有的穿着朴素的武士服,背着长枪,眼神中带着惶恐。
还有的乡士,衣衫褴褛,背着简陋的行囊,脸上满是愁苦。
他们连自己的口粮都难以备齐,却不得不踏上战场。
稻叶正成站在藩主城的城楼之上,望着校场上集结的武士们,心中五味杂陈。
秋日的风,吹过淀川的水面,带来了河面上的水汽,也带来了战争的气息。
他的目光望向东方,望向江户的方向,心中充满了不安。
这场与明国的战争,究竟会走向何方?
淀藩的命运,又将如何?
稻叶正成不敢深想。
他只能默默地祈祷,祈祷幕府能打赢这场战争,祈祷淀藩的武士们能平安归来。
可他也清楚,在这乱世之中,祈祷是最无用的东西。
唯有刀枪,唯有鲜血,才能决定最终的胜负。
...
藩国的大名们还在为军费筹措、兵员征召愁眉不展,那些匍匐在底层的百姓,面朝黄土的农民、穿梭市井的町人,日子早已苦到了骨髓里。
德川幕府一手筑起的“兵农分离”高墙,将他们牢牢钉死在“供养者”的位置上。
律法白纸黑字写着,百姓不得佩剑、不得参军,他们的天职,便是用血肉与汗水,扛起幕府与藩国战争机器的滚滚车轮。
劳役的枷锁,是最先勒紧百姓脖颈的绳索。
首当其冲的是运输夫役。
幕府的征调令下,藩国的官吏带着佩刀的武士,挨村挨户地划定名额。
每村至少摊派5名壮丁,多则10人,无论家中是否缺了耕犁的主力,是否有嗷嗷待哺的孩童,只要被点到名,便没有半分推脱的余地。
这些被强征的民夫,要赶着牛车、挑着扁担,将沉甸甸的军粮、拆解的火枪部件、笨重的行军帐篷,从藩国腹地运送到千里之外的集结地。
他们没有分毫报酬,路上的口粮要自己从家中仅剩的粟米里抠,若是误了幕府划定的行军期限,或是粮草有了些许损耗,等待他们的便是皮开肉绽的笞刑,或是被押上流放船,送往荒无人烟的海岛,此生再难踏足故土。
萨摩藩的鹿儿岛沿岸,此刻正上演着最凄怆的离别。
数十名民夫被粗麻绳两两拴住手腕,像牲口般被驱赶到村口的老榕树下。
他们大多穿着补丁摞补丁的粗布短衣,露着瘦骨嶙峋的臂膀,脚上的草屐早已磨穿了底,脚底被碎石子划得鲜血淋漓。
人群里,二十出头的二郎死死攥着父亲枯瘦的手,他的妻子抱着襁褓中的孩子,站在一旁哭得撕心裂肺。
“二郎,你走了,地里的稻子谁收?我和娃怎么活啊?”
妇人的哭喊声被风吹散,却吹不散武士的呵斥。
一名满脸横肉的武士走上前,刀鞘狠狠砸在二郎背上:
“磨蹭什么!再敢耽误,连你全家都绑去充役!”
二郎踉跄着跌进队伍,回头望了一眼妻儿,泪水混着脸上的尘土滚落。
这支民夫队伍,要徒步翻越雾岛山的崎岖山道,渡过湍急的锦江湾,朝着九州北部的博多港进发。

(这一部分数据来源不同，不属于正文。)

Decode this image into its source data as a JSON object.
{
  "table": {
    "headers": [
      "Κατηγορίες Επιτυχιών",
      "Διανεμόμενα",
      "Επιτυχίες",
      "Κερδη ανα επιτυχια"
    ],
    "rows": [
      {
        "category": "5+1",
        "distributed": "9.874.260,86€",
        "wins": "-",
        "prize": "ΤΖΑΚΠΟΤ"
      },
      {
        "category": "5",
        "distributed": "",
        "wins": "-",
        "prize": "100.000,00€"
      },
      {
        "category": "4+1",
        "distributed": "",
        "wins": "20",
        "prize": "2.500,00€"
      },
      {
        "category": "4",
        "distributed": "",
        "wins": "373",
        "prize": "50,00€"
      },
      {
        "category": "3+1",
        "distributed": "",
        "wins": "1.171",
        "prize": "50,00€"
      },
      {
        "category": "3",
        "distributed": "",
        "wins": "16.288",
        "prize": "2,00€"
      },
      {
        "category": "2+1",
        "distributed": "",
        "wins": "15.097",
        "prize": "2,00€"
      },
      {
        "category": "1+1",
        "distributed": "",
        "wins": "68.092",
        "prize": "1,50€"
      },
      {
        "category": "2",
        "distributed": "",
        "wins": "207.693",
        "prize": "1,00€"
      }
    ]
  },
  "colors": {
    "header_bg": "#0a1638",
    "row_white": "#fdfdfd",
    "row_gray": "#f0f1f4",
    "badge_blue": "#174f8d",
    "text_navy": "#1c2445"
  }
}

白天,他们顶着毒辣的日头赶路,每走一步,肩上的粮袋都重如千斤。
夜晚,他们只能蜷缩在路边的荒草丛里,就着冰冷的山泉水啃几口干硬的粟米饼。
饿了,不敢多吃一口。
渴了,不敢多喝一口。
谁也不知道前路还有多少天的路程。
队伍里,一个年过六旬的老翁,走着走着便一头栽倒在地,口吐白沫,再也没能醒来。
武士们嫌他碍事,随手将尸体拖到路边的沟壑里,连张草席都没给盖。
二郎看着老翁的身影被野草吞没,只觉得一股寒意从脚底窜上头顶。
他知道,这趟差事,自己能不能活着回来,全凭天意。
这样的惨剧,在日本的每一条运输线上轮番上演。
萨摩藩此番为支援幕府攻倭,征调了三千民夫,最终能活着抵达博多港的,不足半数。
而侥幸活下来的人,也大多落下了终身残疾,再也扛不起锄头,只能沦为沿街乞讨的乞丐。
运输夫役之外,还有修桥铺路的苦差。
幕府的骑兵要冲锋,大炮要转运,必须有平坦的道路。
于是,官吏们又将手伸向了百姓。
无论男女老少,只要能拿得动锄头铁锹,便被驱赶到路边,日夜不停地平整路面、加固桥梁。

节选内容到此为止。